Mr Manners was smiling nonchalantly at his captors. Then he looked in the direction of Fan Yimei and started. Her face expressed alarm and she called something Hiram could not hear. Mr Manners tried to struggle out of the grasp of the two men holding him.
The hawk-faced officer looked slowly from one to the other. His lips curled in a lopsided sneer. He walked towards Mr Manners, his sabre furrowing the sand behind him, took a rifle from one of the soldiers, rammed the butt into his belly, and again, down on his head as he fell. Deliberately he kicked Mr Manners in the side, in the face, and brought the gun butt with full force down on the back of his head.
Hiram felt hot tears stinging his eyes. He pointed the revolver at the officer’s back, but the barrel shook, wavered, and inclined to the ground. He stifled a sob of anger and shame, but he could not take away his eyes.
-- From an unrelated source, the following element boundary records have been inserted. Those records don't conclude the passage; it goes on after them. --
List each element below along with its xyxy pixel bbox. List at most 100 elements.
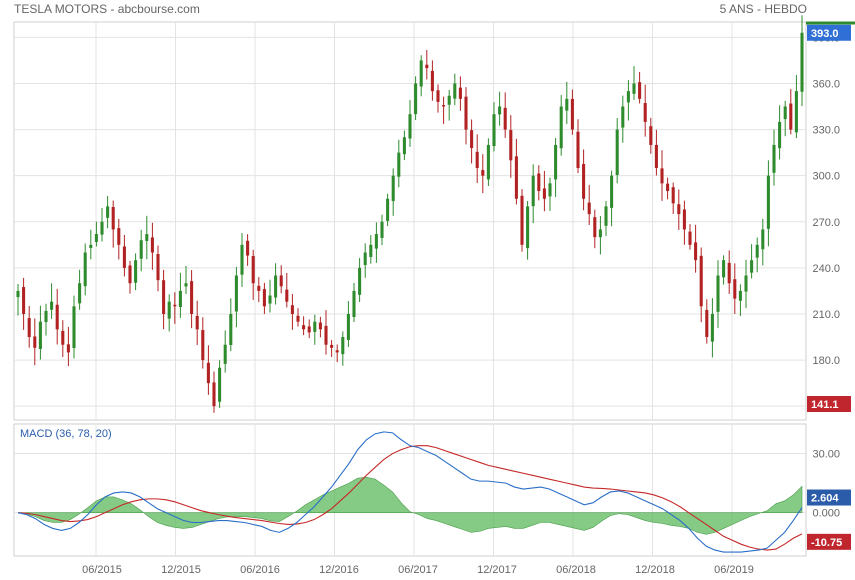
x-tick-label: 12/2018 bbox=[635, 564, 675, 576]
candle-body bbox=[542, 188, 546, 199]
candle-body bbox=[414, 83, 418, 115]
candle-body bbox=[195, 315, 199, 330]
candle-body bbox=[453, 83, 457, 99]
candle-body bbox=[677, 204, 681, 215]
candle-body bbox=[654, 144, 658, 168]
candle-body bbox=[470, 130, 474, 149]
candle-body bbox=[307, 326, 311, 333]
candle-body bbox=[503, 107, 507, 130]
candle-body bbox=[274, 275, 278, 298]
candle-body bbox=[632, 83, 636, 94]
candle-body bbox=[358, 267, 362, 295]
candle-body bbox=[178, 290, 182, 308]
candle-body bbox=[520, 195, 524, 245]
x-tick-label: 12/2017 bbox=[477, 564, 517, 576]
price-y-tick-label: 240.0 bbox=[812, 263, 840, 275]
candle-body bbox=[615, 129, 619, 176]
price-y-tick-label: 330.0 bbox=[812, 125, 840, 137]
candle-body bbox=[229, 313, 233, 345]
candle-body bbox=[783, 106, 787, 120]
candle-body bbox=[89, 244, 93, 248]
candle-body bbox=[38, 321, 42, 349]
signal-line bbox=[17, 445, 803, 551]
signal-value-badge bbox=[807, 533, 851, 550]
candle-body bbox=[610, 175, 614, 208]
candle-body bbox=[111, 207, 115, 230]
candle-body bbox=[458, 87, 462, 99]
candle-body bbox=[436, 90, 440, 102]
candle-body bbox=[346, 313, 350, 341]
candle-body bbox=[134, 260, 138, 283]
candle-body bbox=[285, 289, 289, 302]
candle-body bbox=[694, 242, 698, 261]
candle-body bbox=[738, 290, 742, 301]
candle-body bbox=[598, 229, 602, 238]
candle-body bbox=[716, 275, 720, 312]
candle-body bbox=[167, 301, 171, 319]
candle-body bbox=[671, 187, 675, 204]
candle-body bbox=[352, 290, 356, 318]
candle-body bbox=[666, 183, 670, 192]
candle-body bbox=[638, 82, 642, 99]
candle-body bbox=[526, 206, 530, 249]
candle-body bbox=[643, 103, 647, 122]
candle-body bbox=[397, 152, 401, 177]
candle-body bbox=[251, 256, 255, 284]
candle-body bbox=[761, 229, 765, 250]
price-y-tick-label: 270.0 bbox=[812, 217, 840, 229]
last-price-badge bbox=[807, 24, 851, 41]
candle-body bbox=[374, 234, 378, 249]
candle-body bbox=[778, 121, 782, 149]
candle-body bbox=[22, 287, 26, 314]
price-panel-frame bbox=[13, 21, 807, 421]
candle-body bbox=[425, 64, 429, 69]
candle-body bbox=[750, 260, 754, 273]
candle-body bbox=[72, 306, 76, 349]
candle-body bbox=[50, 301, 54, 310]
candle-body bbox=[324, 325, 328, 345]
candle-body bbox=[302, 325, 306, 330]
candle-body bbox=[565, 98, 569, 111]
candle-body bbox=[66, 344, 70, 353]
candle-body bbox=[380, 221, 384, 238]
candle-body bbox=[94, 234, 98, 242]
candle-body bbox=[190, 281, 194, 314]
min-price-badge bbox=[807, 396, 851, 412]
price-y-tick-label: 300.0 bbox=[812, 171, 840, 183]
candle-body bbox=[335, 350, 339, 353]
candle-body bbox=[117, 228, 121, 245]
x-tick-label: 06/2019 bbox=[714, 564, 754, 576]
x-tick-label: 06/2018 bbox=[556, 564, 596, 576]
candle-body bbox=[173, 304, 177, 307]
candle-body bbox=[330, 344, 334, 348]
candle-body bbox=[369, 244, 373, 257]
candle-body bbox=[464, 96, 468, 130]
signal-value-label: -10.75 bbox=[811, 537, 842, 549]
candle-body bbox=[223, 344, 227, 364]
candle-body bbox=[61, 330, 65, 345]
candle-body bbox=[570, 98, 574, 130]
candle-body bbox=[492, 114, 496, 147]
candle-body bbox=[447, 95, 451, 105]
candle-body bbox=[240, 244, 244, 275]
candle-body bbox=[442, 105, 446, 107]
candle-body bbox=[128, 265, 132, 284]
candle-body bbox=[122, 246, 126, 268]
x-tick-label: 06/2016 bbox=[240, 564, 280, 576]
macd-value-label: 2.604 bbox=[811, 493, 839, 505]
candle-body bbox=[486, 144, 490, 180]
candle-body bbox=[475, 151, 479, 168]
candle-body bbox=[593, 217, 597, 238]
price-y-tick-label: 210.0 bbox=[812, 309, 840, 321]
price-y-tick-label: 360.0 bbox=[812, 78, 840, 90]
macd-y-tick-label: 30.00 bbox=[812, 449, 840, 461]
macd-title: MACD (36, 78, 20) bbox=[20, 428, 112, 440]
x-tick-label: 12/2016 bbox=[319, 564, 359, 576]
candle-body bbox=[582, 163, 586, 199]
candle-body bbox=[268, 295, 272, 304]
candle-body bbox=[789, 103, 793, 130]
candle-body bbox=[184, 283, 188, 287]
candle-body bbox=[162, 280, 166, 314]
candle-body bbox=[402, 137, 406, 155]
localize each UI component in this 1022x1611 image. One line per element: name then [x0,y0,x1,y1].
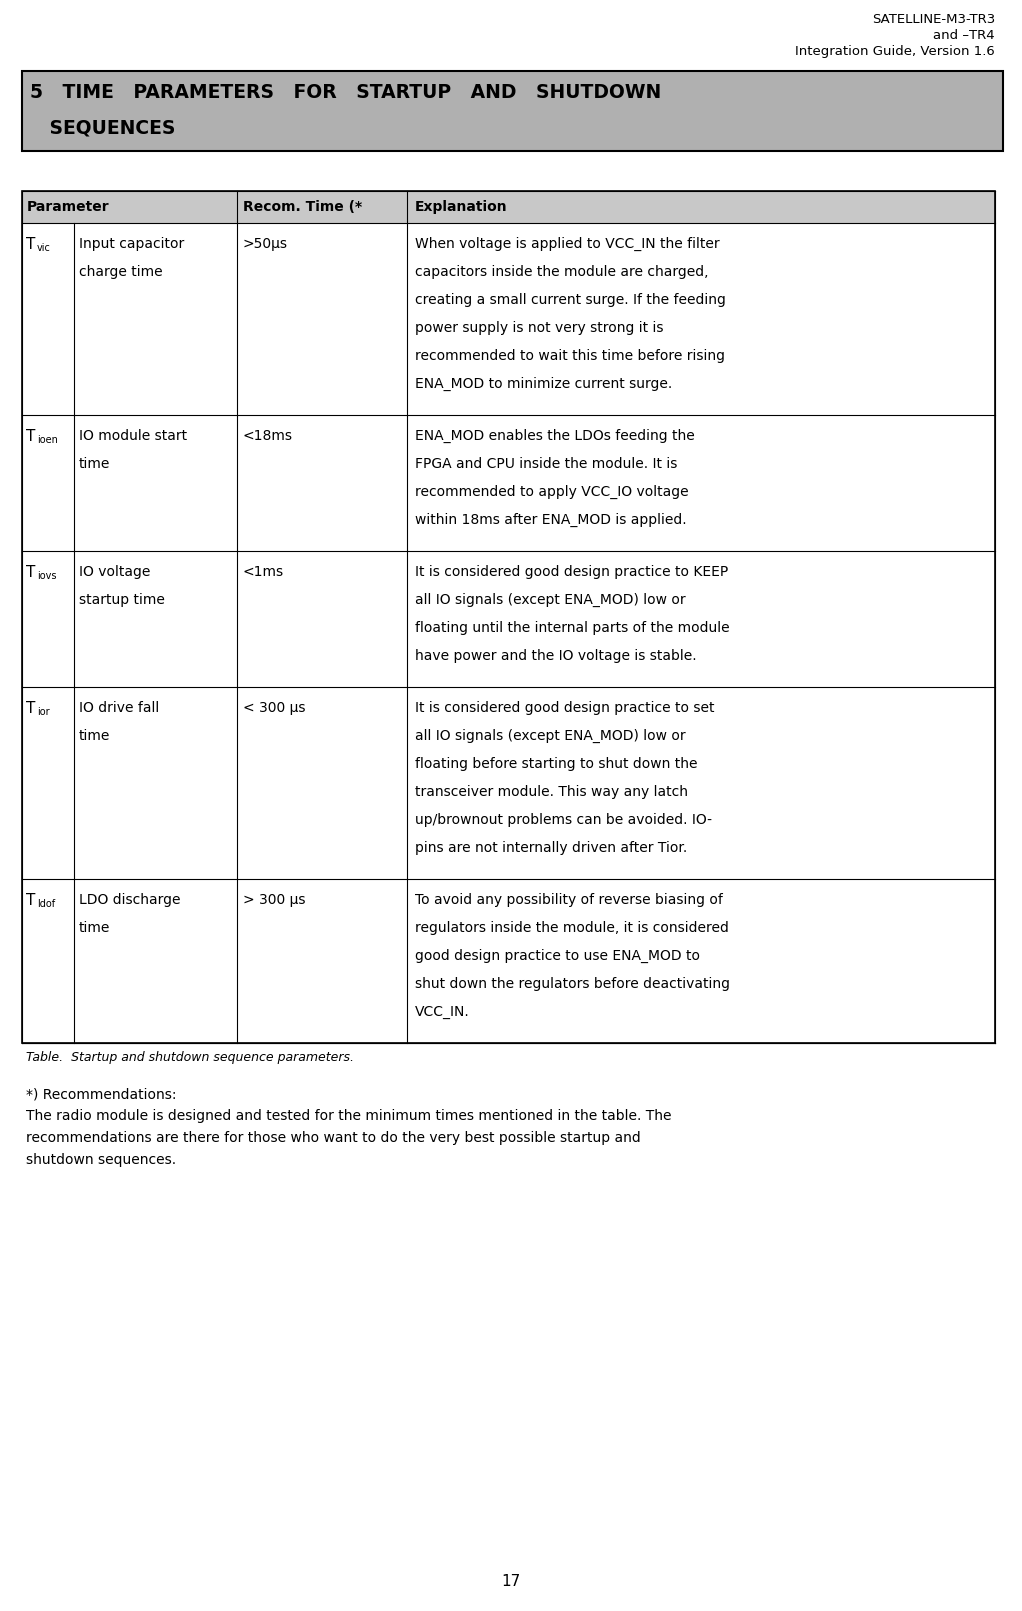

The officer handed over the task of beating Mr Manners to his men. The two soldiers picked him up and he hung in their arms while a stocky sergeant punched him. His face was a mask of blood and bruises. They continued long after he was unconscious. The crowd watched in silence, and the only sounds were the thump of the blows and whimpers from Fan Yimei, who was being held back by her captors. The officer watched sardonically.
After an eternity the officer gave the order to stop. There was no visible life in the body. They left it lying in bloody contortion where it had fallen on the sand.
The two other foreigners had watched in scared silence. The officer now moved towards them and bowed. He gave orders that they should be released from the grip of the soldiers. Two horses were brought for them, and a small company was despatched to ride off with them in the direction of Shishan.
The officer spent some time more in conversation with the railway foreman. Orders were given for the crowd to disperse, and soldiers were sent in the direction of the makeshift station. After an hour the troopers who were left prepared to saddle up. As an afterthought the body of Henry Manners was thrown over one of the troopers’ saddles where it hung limp and lifeless. The cold-faced officer rode out of the camp with his men behind him. He paid no attention to Fan Yimei, still escorted by her two guards at the back of the column. She had long ceased crying and her face was now as cold and expressionless as his.